I laughed. “The last thing you would do,” I said, “is bring this up in court. Sure, you could prove that it was a trick. You could even send me to prison, maybe—but you're not going to. Do you know why? It would be the end of your political career, that's why. No matter how many experts you brought in and how completely you proved it. Look,” I said, holding the picture in front of him again, “do you know what I'll do if you ever mention this? I'll get a hundred thousand copies of this picture printed and I'll send a copy to every voter in Big Prairie County. Do you think your good church members would believe what an expert told them or what they saw with their own eyes? Look at the picture, Keating. Does it look faked?”

His brief moment of fight was over. He looked as if someone were turning a knife in him.

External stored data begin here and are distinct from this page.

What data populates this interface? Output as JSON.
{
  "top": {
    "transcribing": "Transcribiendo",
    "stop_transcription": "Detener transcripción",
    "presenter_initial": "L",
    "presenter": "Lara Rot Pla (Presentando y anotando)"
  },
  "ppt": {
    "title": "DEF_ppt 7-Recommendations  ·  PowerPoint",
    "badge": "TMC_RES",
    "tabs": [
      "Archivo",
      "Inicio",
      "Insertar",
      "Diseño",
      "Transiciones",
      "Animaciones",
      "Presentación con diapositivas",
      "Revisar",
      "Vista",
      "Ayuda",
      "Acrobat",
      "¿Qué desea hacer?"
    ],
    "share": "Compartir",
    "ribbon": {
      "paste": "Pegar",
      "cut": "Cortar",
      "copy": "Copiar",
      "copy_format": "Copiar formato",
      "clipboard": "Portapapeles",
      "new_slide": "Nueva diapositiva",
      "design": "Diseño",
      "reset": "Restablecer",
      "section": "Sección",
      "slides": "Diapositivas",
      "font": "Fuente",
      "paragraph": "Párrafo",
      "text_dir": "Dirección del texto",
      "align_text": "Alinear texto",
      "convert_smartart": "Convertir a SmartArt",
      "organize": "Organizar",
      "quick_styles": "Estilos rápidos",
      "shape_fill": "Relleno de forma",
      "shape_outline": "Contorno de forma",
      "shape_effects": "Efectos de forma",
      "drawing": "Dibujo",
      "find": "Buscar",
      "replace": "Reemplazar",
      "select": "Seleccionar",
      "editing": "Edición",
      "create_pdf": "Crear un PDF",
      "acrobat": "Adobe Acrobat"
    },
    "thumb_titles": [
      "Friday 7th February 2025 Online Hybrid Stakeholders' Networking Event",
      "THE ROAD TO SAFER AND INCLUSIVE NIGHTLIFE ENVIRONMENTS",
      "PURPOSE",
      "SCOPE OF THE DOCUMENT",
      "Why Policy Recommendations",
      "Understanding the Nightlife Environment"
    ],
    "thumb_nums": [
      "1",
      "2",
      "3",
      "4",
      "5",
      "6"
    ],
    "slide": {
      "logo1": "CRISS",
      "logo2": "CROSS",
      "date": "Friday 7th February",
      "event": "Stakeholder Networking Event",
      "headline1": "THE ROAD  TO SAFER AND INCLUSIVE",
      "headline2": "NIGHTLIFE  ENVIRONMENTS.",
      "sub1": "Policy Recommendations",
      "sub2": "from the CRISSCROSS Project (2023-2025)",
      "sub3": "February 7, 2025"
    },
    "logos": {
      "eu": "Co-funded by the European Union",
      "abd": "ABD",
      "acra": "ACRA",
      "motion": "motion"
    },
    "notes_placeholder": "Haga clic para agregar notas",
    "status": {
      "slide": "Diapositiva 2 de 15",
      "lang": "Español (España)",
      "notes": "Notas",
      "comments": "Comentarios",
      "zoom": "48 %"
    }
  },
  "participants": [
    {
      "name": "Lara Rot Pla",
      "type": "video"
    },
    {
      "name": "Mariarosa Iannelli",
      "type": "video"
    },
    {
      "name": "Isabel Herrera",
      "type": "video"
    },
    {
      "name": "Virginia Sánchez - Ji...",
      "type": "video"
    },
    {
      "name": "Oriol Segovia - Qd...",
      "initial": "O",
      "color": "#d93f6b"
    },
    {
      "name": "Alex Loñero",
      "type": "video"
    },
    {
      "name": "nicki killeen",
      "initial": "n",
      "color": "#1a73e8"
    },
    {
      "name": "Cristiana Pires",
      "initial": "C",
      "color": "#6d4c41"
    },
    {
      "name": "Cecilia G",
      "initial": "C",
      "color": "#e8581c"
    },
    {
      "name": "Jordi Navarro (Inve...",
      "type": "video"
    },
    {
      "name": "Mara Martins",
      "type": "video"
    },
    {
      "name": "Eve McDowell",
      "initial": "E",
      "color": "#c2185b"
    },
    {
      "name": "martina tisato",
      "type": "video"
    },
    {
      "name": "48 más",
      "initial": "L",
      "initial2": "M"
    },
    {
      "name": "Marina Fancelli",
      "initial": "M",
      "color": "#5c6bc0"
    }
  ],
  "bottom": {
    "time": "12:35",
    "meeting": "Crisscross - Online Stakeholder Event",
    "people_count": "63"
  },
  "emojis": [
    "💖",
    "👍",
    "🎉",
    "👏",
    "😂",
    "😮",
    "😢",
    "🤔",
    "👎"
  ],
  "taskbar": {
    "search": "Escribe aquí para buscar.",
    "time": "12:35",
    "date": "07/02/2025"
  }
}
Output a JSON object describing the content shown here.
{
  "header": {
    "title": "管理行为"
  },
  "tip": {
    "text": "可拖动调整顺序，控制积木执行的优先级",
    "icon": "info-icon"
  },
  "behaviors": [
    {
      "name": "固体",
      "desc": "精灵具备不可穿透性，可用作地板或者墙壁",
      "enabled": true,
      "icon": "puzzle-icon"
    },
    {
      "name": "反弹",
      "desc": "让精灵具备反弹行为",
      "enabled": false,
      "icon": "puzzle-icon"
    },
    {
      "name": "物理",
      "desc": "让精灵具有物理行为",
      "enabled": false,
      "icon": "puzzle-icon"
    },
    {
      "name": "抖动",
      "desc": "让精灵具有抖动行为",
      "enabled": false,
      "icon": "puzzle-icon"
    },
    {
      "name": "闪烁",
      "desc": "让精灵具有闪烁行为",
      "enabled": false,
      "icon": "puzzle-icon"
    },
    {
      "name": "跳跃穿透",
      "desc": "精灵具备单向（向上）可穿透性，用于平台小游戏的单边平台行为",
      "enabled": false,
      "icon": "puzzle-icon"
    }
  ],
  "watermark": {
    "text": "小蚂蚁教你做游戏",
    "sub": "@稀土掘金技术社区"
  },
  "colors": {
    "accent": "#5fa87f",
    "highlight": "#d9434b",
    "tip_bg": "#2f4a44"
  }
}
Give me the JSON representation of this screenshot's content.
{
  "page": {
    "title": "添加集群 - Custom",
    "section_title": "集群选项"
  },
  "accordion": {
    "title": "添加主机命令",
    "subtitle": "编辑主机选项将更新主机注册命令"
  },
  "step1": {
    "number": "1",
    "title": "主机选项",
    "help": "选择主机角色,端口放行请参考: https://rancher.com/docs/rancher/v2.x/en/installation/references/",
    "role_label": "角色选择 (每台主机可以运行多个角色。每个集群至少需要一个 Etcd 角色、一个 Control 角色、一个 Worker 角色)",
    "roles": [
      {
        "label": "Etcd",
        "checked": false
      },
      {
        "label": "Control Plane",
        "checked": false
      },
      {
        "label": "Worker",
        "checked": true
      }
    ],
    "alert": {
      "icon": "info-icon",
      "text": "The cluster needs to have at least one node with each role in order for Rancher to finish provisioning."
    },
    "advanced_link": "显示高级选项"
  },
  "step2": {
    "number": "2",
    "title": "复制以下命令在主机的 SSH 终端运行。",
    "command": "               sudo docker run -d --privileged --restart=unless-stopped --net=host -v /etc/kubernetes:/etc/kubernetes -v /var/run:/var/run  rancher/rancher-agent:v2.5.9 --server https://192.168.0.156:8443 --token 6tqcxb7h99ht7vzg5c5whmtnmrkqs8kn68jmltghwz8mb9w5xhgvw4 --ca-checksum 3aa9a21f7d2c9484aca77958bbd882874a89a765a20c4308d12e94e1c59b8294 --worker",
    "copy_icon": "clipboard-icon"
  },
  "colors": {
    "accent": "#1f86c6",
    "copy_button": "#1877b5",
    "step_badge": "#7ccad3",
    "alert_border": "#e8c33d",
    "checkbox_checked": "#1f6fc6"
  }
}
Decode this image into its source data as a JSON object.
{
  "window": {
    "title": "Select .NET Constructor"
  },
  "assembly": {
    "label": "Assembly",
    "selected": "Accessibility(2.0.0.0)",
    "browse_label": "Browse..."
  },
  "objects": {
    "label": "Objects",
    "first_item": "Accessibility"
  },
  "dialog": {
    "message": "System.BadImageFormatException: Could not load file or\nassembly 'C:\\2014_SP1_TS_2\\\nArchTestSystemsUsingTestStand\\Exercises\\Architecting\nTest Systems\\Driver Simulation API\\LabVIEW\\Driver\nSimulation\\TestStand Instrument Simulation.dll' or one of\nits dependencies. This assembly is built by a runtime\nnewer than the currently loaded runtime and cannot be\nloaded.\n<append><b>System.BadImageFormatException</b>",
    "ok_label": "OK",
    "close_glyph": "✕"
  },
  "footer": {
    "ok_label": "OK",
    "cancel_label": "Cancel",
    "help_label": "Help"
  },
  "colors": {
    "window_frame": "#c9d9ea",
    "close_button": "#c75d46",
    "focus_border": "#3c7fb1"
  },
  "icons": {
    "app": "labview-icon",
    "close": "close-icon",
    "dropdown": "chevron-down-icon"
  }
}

“Why—?” he said hoarsely. It was almost a sob. “What have I done to you? What do you want from me?”

“First, I want you to call Sid and tell him not to pay any attention to anything your wife might have told him earlier today. Tell him she was upset or something and it was all a mistake and there's no reason to take me off the payroll.”

He stared blankly. “What is this? I don't even know what you're talking about.”

“You'll find out later. Just do as I say.”

Now he looked more puzzled than hurt. He just stood there for a moment, studying me; then he picked up the room phone and gave the hotel operator the number of Sid's office.